Beneath that universe weight she whispers to the stallion’s bones. “Listen closer,” she prays to everything sleeping beneath his skin begging for a dream. Her horn blazes like the glimmering sword of a sun as it refracts in the light bouncing from a statue's eyes. “They are screaming for freedom, whispering the secrets of the gods, and laughing at the sight of us so small and fragile in their monolith shadows.” And when she lays her ear against his skin she can hear the echo of each of those like a mirror image stretched across the library well.

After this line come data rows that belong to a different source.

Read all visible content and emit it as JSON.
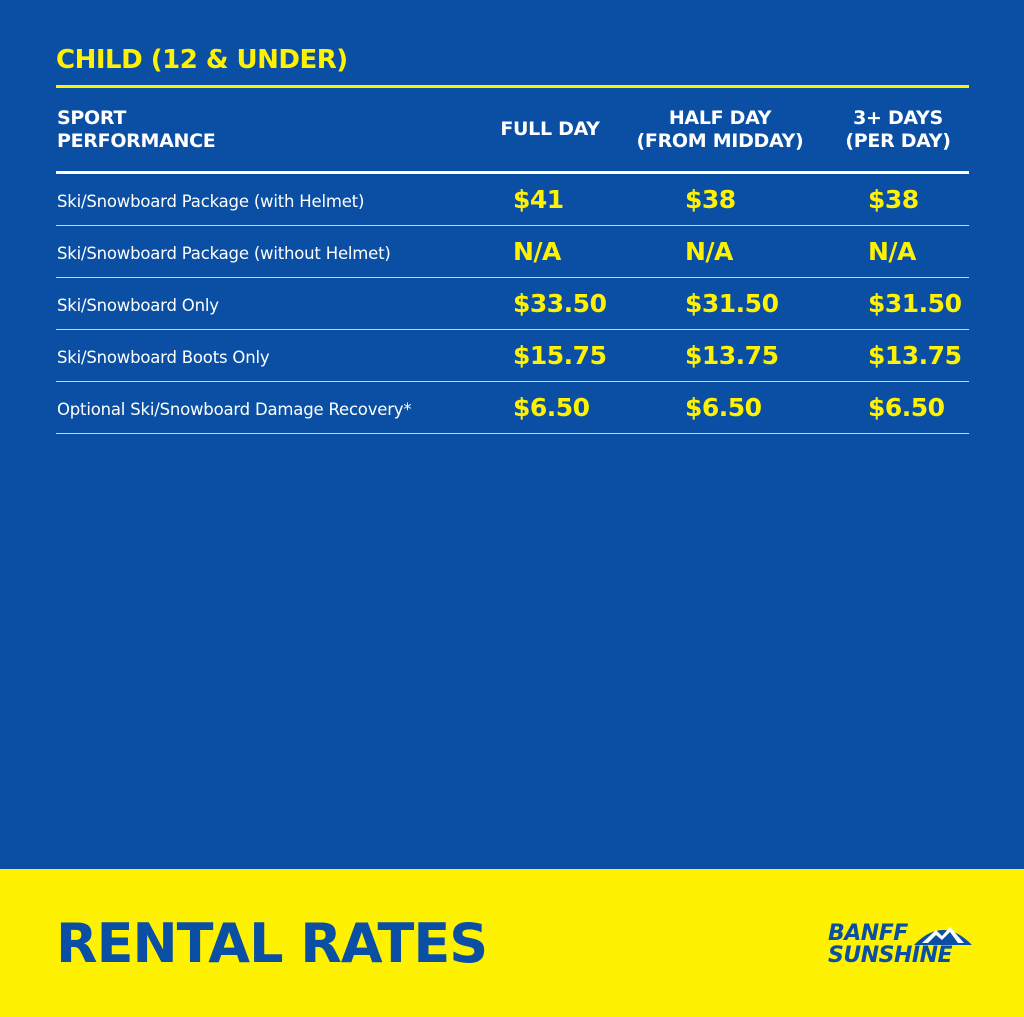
{
  "section_title": "CHILD (12 & UNDER)",
  "table": {
    "headers": {
      "sport": "SPORT\nPERFORMANCE",
      "full_day": "FULL DAY",
      "half_day": "HALF DAY\n(FROM MIDDAY)",
      "multi_day": "3+ DAYS\n(PER DAY)"
    },
    "rows": [
      {
        "label": "Ski/Snowboard Package (with Helmet)",
        "full_day": "$41",
        "half_day": "$38",
        "multi_day": "$38"
      },
      {
        "label": "Ski/Snowboard Package (without Helmet)",
        "full_day": "N/A",
        "half_day": "N/A",
        "multi_day": "N/A"
      },
      {
        "label": "Ski/Snowboard Only",
        "full_day": "$33.50",
        "half_day": "$31.50",
        "multi_day": "$31.50"
      },
      {
        "label": "Ski/Snowboard Boots Only",
        "full_day": "$15.75",
        "half_day": "$13.75",
        "multi_day": "$13.75"
      },
      {
        "label": "Optional Ski/Snowboard Damage Recovery*",
        "full_day": "$6.50",
        "half_day": "$6.50",
        "multi_day": "$6.50"
      }
    ]
  },
  "footer": {
    "title": "RENTAL RATES",
    "logo_line1": "BANFF",
    "logo_line2": "SUNSHINE",
    "logo_icon": "mountain-icon"
  },
  "colors": {
    "background_blue": "#0a4fa3",
    "accent_yellow": "#fff200",
    "text_white": "#ffffff"
  }
}
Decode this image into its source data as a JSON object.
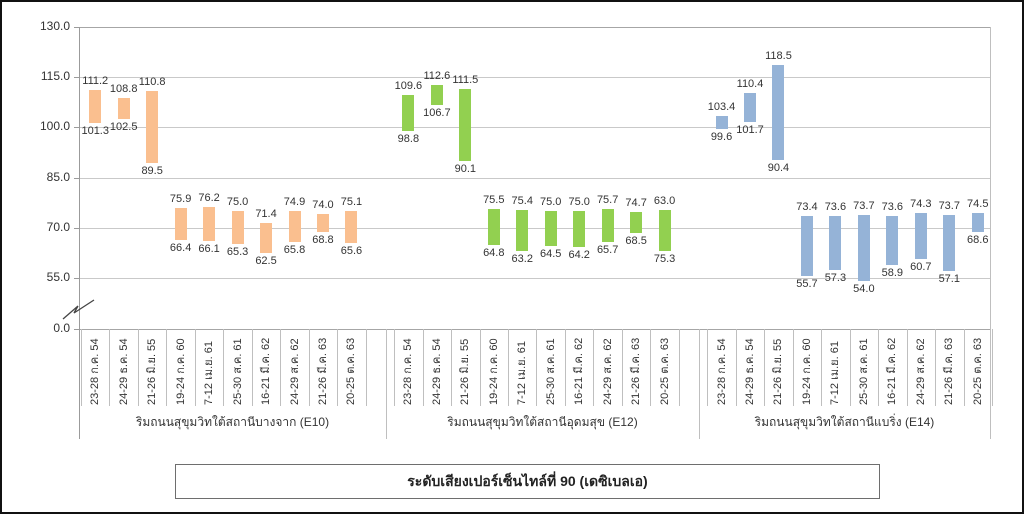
{
  "title_box": {
    "text": "ระดับเสียงเปอร์เซ็นไทล์ที่ 90 (เดซิเบลเอ)"
  },
  "chart_data": {
    "type": "bar",
    "subtype": "floating-range-bars",
    "title": "ระดับเสียงเปอร์เซ็นไทล์ที่ 90 (เดซิเบลเอ)",
    "ylabel": "",
    "xlabel": "",
    "y_ticks": [
      130,
      115,
      100,
      85,
      70,
      55,
      0
    ],
    "ylim": [
      0,
      130
    ],
    "axis_break_between": [
      0,
      55
    ],
    "grid": true,
    "legend": "none",
    "categories": [
      "23-28 ก.ค. 54",
      "24-29 ธ.ค. 54",
      "21-26 มิ.ย. 55",
      "19-24 ก.ค. 60",
      "7-12 เม.ย. 61",
      "25-30 ส.ค. 61",
      "16-21 มี.ค. 62",
      "24-29 ส.ค. 62",
      "21-26 มี.ค. 63",
      "20-25 ต.ค. 63"
    ],
    "groups": [
      {
        "name": "ริมถนนสุขุมวิทใต้สถานีบางจาก (E10)",
        "color": "#FABF8F",
        "bars": [
          {
            "above": 111.2,
            "below": 101.3
          },
          {
            "above": 108.8,
            "below": 102.5
          },
          {
            "above": 110.8,
            "below": 89.5
          },
          {
            "above": 75.9,
            "below": 66.4
          },
          {
            "above": 76.2,
            "below": 66.1
          },
          {
            "above": 75.0,
            "below": 65.3
          },
          {
            "above": 71.4,
            "below": 62.5
          },
          {
            "above": 74.9,
            "below": 65.8
          },
          {
            "above": 74.0,
            "below": 68.8
          },
          {
            "above": 75.1,
            "below": 65.6
          }
        ]
      },
      {
        "name": "ริมถนนสุขุมวิทใต้สถานีอุดมสุข (E12)",
        "color": "#92D050",
        "bars": [
          {
            "above": 109.6,
            "below": 98.8
          },
          {
            "above": 112.6,
            "below": 106.7
          },
          {
            "above": 111.5,
            "below": 90.1
          },
          {
            "above": 75.5,
            "below": 64.8
          },
          {
            "above": 75.4,
            "below": 63.2
          },
          {
            "above": 75.0,
            "below": 64.5
          },
          {
            "above": 75.0,
            "below": 64.2
          },
          {
            "above": 75.7,
            "below": 65.7
          },
          {
            "above": 74.7,
            "below": 68.5
          },
          {
            "above": 63.0,
            "below": 75.3
          }
        ]
      },
      {
        "name": "ริมถนนสุขุมวิทใต้สถานีแบริ่ง (E14)",
        "color": "#95B3D7",
        "bars": [
          {
            "above": 103.4,
            "below": 99.6
          },
          {
            "above": 110.4,
            "below": 101.7
          },
          {
            "above": 118.5,
            "below": 90.4
          },
          {
            "above": 73.4,
            "below": 55.7
          },
          {
            "above": 73.6,
            "below": 57.3
          },
          {
            "above": 73.7,
            "below": 54.0
          },
          {
            "above": 73.6,
            "below": 58.9
          },
          {
            "above": 74.3,
            "below": 60.7
          },
          {
            "above": 73.7,
            "below": 57.1
          },
          {
            "above": 74.5,
            "below": 68.6
          }
        ]
      }
    ]
  }
}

In her wake the flowers start to pour from the statue’s mouth like rabid froth. Each sounds, to her alone, like a tear falling to the belly of the valleys. She can hear wishes torn from hearts, wood wailing a sorrow, a river flowing silver and slick, in the fall of the petals. And even though part of her wants to ask him if he can hear the falling petal-tears, she only turns the ear against his hip into a touch of lips.
In her kiss, as she presses in until her shadow is indiscernible from his, she asks, “If you could whisper as they do, what would you say?” And still against her hip, in an echo of her touch to mortal skin, she can feel the vibration of Hati’s purr as if he’s nothing more another statue in this world of hill and stone.